The cochlear form of otosclerosis is diagnosed with a decrease in tonal hearing, similar to a violation of sound perception.

This can be observed as a result of the successive transition of the tympanic form to the mixed form, and then to the cochlear form of otosclerosis with a long course of the disease. Sometimes hearing loss develops quite quickly, masking ankylosis of the stapes, which is associated with increased activity of the otosclerotic process.

Treatment

Treatment of tympanal and mixed forms of otosclerosis is surgical.

Of decisive importance in relation to the expediency of the operation is the state of bone conduction, assessed by the bone-air interval of the tonal audiogram.
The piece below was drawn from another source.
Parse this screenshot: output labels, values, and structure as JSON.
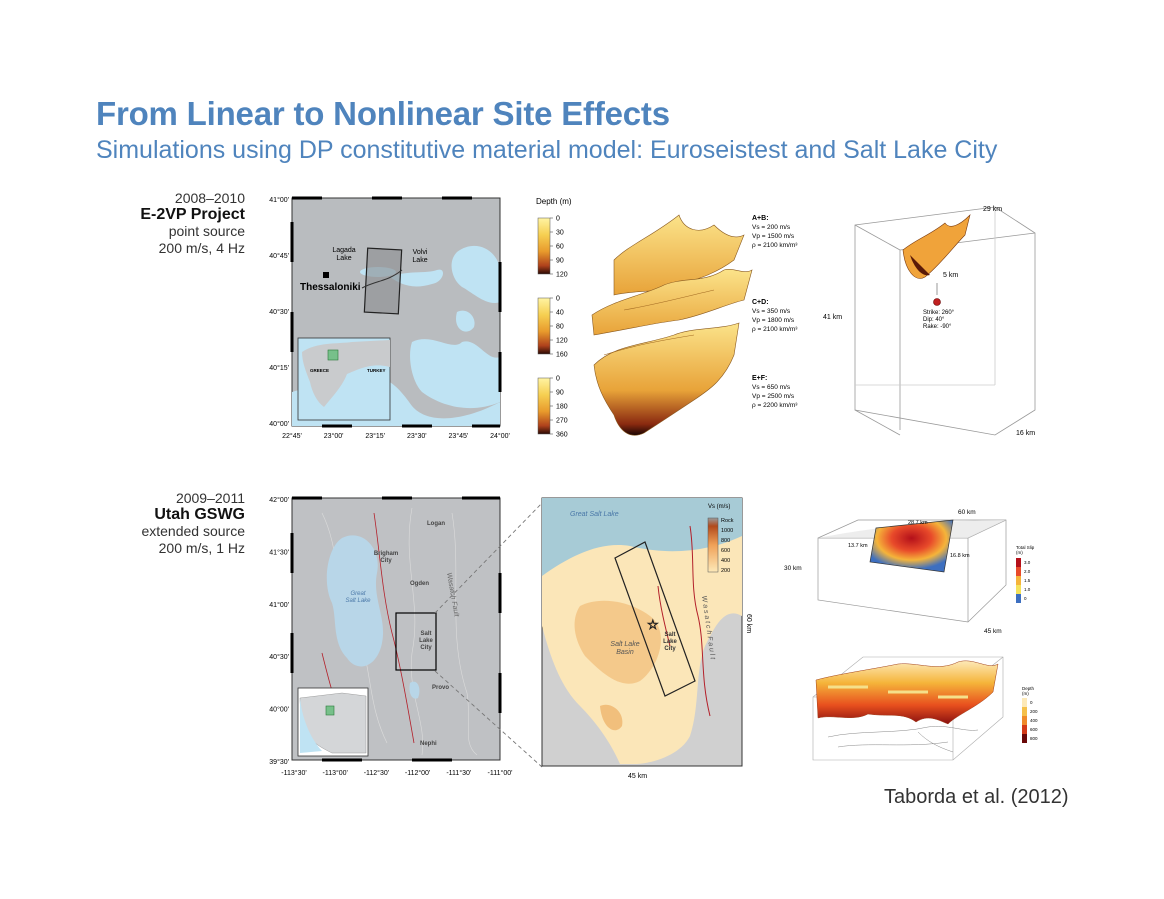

Good candidates for surgery are those with bone conduction hearing loss up to 15 dB and air conduction hearing loss up to 50 dB. A contraindication to surgical treatment is an active low-quality course of the osteodystrophic process, including "otosclerosis red".

Conservative treatment of otosclerosis is indicated to reduce the activity of the otosclerotic process and reduce tinnitus.

It is used mainly in the cochlear form of otosclerosis or its unfavorable course. Shown milk-vegetarian diet with salt restriction, rich in vitamins.

Calcium and phosphorus preparations are used to compact spongy bone in combination with long-term intake of vitamin D.3. With hormonal disorders, parathyroidin and testosterone are used.

Patients with otosclerosis are under the dynamic supervision of a physician.

Authors: Drozdov A.A., Drozdova M.V.